DETROIT, Mi -
Like a delicate blade of green grass pushing up through the dreary, grey January landscape, there was a spark of hopeful optimism during this year's Detroit Auto Show
Since the economic meltdown of 2009, the NAIAS had gone from the "place to be" on the spectrum of auto shows to one with a dreary sense of impending doom filled with hostile media.
While the city itself is trying desperately to reinvent itself, promoting a vibrant artistic and musical culture, and with the refurbishment of areas like Brush Park with its glorious, post-Depression era mansions -- its commitment to urban renewal -- Detroit is once more feeling like the Motor City.
The vibe on the show floor was positively energetic. The fever pitch surrounding the Corvette C7 reveal
reached near-frenzy, and didn't let up for the duration of the show. It was difficult to find an opportunity to photograph the car, so swarmed was it by clamouring media and Corvette admirers.

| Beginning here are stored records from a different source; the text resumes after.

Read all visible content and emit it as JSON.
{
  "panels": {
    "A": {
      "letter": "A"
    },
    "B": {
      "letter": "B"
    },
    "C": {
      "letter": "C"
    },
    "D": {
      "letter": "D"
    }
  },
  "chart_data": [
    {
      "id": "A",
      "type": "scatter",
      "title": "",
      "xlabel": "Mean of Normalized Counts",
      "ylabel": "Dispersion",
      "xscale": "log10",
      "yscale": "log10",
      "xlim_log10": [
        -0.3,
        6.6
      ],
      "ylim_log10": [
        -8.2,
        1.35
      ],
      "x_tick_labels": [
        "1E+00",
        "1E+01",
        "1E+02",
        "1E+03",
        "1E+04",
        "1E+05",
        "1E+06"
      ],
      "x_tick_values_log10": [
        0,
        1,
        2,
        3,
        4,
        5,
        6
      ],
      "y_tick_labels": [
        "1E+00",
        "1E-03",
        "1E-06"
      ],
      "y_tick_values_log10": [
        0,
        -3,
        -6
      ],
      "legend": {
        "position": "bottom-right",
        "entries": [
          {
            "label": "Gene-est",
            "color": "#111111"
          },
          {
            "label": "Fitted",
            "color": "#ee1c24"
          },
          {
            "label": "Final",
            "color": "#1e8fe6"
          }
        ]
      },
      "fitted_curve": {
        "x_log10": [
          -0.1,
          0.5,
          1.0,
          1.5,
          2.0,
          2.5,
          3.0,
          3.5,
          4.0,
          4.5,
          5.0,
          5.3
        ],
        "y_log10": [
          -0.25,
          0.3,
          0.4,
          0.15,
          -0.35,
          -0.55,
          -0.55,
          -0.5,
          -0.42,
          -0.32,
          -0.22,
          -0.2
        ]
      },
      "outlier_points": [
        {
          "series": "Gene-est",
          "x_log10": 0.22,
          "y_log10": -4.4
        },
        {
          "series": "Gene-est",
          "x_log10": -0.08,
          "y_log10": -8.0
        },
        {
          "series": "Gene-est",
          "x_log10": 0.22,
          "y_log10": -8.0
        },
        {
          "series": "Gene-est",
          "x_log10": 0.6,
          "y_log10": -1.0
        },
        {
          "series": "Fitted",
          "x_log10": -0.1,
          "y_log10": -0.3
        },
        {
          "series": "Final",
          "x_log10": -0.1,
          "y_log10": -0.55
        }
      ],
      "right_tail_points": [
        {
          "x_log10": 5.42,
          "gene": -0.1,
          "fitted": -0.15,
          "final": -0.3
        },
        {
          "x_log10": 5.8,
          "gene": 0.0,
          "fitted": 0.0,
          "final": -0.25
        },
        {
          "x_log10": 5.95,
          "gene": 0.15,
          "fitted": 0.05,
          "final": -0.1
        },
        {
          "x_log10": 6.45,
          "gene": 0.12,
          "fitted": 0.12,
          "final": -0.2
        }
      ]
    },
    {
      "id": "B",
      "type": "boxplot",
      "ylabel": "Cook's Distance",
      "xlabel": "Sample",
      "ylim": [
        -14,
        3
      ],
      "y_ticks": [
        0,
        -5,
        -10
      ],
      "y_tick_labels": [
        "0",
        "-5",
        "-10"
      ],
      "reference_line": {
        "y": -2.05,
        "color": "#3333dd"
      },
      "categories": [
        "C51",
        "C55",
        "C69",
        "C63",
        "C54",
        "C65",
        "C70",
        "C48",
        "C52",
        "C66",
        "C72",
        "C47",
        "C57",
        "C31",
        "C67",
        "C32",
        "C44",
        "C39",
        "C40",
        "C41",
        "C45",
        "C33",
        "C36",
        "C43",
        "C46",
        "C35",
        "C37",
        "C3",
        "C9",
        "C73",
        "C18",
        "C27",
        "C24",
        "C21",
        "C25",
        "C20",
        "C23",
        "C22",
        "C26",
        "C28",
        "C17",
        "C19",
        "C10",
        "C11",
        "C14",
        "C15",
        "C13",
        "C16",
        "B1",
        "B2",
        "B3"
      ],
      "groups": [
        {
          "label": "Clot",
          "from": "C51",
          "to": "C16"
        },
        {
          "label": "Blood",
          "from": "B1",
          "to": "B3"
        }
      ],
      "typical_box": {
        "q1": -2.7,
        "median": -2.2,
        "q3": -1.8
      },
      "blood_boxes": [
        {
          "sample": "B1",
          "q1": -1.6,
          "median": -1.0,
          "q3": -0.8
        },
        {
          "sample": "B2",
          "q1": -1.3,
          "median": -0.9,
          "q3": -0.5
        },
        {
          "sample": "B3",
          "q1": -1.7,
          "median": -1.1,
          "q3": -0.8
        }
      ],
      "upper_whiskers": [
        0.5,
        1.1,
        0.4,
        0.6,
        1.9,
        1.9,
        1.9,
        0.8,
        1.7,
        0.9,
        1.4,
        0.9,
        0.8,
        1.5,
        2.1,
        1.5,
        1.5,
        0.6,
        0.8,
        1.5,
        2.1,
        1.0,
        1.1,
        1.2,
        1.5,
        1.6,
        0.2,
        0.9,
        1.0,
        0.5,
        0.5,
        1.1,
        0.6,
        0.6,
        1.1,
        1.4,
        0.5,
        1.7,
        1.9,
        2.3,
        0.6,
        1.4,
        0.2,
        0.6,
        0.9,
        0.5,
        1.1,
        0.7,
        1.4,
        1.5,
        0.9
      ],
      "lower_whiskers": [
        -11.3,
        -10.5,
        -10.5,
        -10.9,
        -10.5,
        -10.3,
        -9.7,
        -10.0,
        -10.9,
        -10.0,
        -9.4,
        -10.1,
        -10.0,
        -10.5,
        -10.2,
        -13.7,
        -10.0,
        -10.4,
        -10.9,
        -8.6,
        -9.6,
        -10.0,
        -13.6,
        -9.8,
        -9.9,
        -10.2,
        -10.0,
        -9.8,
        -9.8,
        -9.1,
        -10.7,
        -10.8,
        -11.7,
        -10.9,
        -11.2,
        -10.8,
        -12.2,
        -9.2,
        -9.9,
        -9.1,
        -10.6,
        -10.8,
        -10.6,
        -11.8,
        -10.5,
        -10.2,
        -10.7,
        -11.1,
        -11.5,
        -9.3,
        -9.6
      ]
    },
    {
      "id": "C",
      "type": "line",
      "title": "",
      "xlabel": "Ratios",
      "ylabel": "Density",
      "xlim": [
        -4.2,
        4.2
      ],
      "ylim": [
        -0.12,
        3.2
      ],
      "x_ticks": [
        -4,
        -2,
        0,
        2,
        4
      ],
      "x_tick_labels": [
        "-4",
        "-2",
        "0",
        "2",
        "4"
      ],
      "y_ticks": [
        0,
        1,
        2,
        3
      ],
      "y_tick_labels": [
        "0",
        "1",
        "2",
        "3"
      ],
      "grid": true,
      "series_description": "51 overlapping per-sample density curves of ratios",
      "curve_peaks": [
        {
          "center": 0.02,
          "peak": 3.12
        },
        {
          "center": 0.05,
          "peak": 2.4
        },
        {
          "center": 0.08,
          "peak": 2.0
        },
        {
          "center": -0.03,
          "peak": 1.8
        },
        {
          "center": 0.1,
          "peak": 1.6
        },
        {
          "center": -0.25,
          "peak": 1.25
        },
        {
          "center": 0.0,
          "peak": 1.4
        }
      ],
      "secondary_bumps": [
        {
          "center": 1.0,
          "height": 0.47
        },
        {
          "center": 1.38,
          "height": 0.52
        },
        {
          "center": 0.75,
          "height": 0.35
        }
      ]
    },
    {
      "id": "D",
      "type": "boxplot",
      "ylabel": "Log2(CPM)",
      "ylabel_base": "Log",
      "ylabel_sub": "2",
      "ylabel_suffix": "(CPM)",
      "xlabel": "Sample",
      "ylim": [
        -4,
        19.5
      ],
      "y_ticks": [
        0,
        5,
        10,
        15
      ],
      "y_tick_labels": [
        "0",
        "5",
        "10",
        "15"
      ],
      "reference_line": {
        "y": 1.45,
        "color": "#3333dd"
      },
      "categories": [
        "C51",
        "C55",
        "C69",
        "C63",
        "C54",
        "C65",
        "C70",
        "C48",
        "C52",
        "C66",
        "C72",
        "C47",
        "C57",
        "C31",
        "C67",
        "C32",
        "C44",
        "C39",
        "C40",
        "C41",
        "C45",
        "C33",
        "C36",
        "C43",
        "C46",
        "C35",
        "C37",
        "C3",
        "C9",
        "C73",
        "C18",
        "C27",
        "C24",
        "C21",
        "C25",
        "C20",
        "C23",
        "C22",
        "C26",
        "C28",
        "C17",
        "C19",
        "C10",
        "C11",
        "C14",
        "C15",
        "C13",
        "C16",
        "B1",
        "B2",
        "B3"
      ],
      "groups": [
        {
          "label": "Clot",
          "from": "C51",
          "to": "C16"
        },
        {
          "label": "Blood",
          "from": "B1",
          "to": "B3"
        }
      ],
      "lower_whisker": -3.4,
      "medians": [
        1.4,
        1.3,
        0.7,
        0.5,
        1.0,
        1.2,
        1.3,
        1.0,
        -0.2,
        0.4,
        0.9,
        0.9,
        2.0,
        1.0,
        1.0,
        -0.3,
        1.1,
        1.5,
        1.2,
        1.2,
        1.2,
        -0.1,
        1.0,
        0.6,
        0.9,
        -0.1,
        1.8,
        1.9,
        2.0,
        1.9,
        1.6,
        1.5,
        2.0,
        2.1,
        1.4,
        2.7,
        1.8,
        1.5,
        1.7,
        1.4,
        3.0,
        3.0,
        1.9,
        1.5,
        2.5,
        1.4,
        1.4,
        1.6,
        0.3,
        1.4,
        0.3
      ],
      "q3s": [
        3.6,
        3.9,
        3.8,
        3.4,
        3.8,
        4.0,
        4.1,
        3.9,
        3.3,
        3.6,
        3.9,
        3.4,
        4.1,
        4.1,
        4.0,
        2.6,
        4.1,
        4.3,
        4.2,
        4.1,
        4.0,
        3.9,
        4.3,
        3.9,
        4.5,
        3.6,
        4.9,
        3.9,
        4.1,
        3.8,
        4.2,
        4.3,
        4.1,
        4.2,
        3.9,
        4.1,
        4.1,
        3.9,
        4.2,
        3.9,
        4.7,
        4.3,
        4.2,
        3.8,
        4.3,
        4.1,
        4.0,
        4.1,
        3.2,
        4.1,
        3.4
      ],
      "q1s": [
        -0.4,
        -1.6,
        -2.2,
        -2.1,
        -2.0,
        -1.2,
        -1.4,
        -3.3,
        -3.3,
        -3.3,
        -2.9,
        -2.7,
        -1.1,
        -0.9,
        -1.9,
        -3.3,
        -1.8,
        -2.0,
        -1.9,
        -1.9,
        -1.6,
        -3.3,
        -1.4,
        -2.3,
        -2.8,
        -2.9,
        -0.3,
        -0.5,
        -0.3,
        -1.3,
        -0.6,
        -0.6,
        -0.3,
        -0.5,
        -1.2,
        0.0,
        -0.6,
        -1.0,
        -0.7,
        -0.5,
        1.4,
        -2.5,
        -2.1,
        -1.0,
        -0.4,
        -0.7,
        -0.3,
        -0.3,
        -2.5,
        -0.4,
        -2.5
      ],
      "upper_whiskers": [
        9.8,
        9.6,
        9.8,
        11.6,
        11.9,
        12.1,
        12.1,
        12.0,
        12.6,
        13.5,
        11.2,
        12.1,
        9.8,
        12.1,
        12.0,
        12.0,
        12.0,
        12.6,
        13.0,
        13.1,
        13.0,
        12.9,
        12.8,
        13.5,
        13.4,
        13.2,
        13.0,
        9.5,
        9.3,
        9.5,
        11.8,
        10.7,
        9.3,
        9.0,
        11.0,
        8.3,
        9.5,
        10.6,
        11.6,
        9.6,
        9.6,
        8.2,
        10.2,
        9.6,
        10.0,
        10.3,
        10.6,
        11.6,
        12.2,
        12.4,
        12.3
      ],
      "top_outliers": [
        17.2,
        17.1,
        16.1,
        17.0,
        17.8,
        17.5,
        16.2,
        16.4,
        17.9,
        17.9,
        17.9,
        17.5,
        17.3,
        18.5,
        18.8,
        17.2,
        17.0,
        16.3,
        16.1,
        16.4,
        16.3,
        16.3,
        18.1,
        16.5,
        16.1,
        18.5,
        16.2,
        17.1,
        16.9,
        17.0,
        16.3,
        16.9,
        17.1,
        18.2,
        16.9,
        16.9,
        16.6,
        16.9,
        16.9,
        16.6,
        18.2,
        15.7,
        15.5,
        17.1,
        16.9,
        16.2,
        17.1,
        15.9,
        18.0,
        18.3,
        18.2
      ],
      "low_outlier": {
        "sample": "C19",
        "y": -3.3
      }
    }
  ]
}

|Photo: Nathan Leach-Proffer/Auto123.TV
Ford's press event was held in the Joe Louis stadium, and it was nearly filled to capacity. Of the 5,212 media reported to be at the show, probably 90% were at the unveiling of the Transit Connect Lineup and the introduction of their new Atlas pickup truck
The coveted Car of the Year, and Truck of the Year trophies were awarded to the Cadillac ATS and Dodge Ram respectively -- both North American manufacturers.
The North American International Auto Show (NAIAS) has long been the pinnacle of the auto show circuit, and a barometer of how the industry itself is faring.
"It's clear that the industry is back and that the global manufacturers have saved their best for Detroit," said NAIAS Chairman, Jim Seavitt. "You walk on the show floor and immediately sense a renewed feeling of confidence in the auto industry."
It was an infectious feeling that quickly spread to all in attendance. Gone were the scowls of snarling media jostling for a seat at the press events. Instead, there were smiles and greetings, an atmosphere of congeniality and genuine excitement over some of the unveilings. Of the 59 vehicles introduced, nine were making their North American debut.
After several years on life support, it does appear that the auto industry is recovering and showing signs of vital health. Executives spoke of their rising sales numbers after the disastrous recession, and many were boasting of all-time record sales.
The buzz and clamour over the new Corvette, and exotic brands like Maserati and Bentley, as well as the lingering "oohs and ahs" over the newly revised NSX
proves that the public is ready to embrace the luxury vehicles that took such a hit during the economic meltdown.
Welcome back Motor City, we've missed you.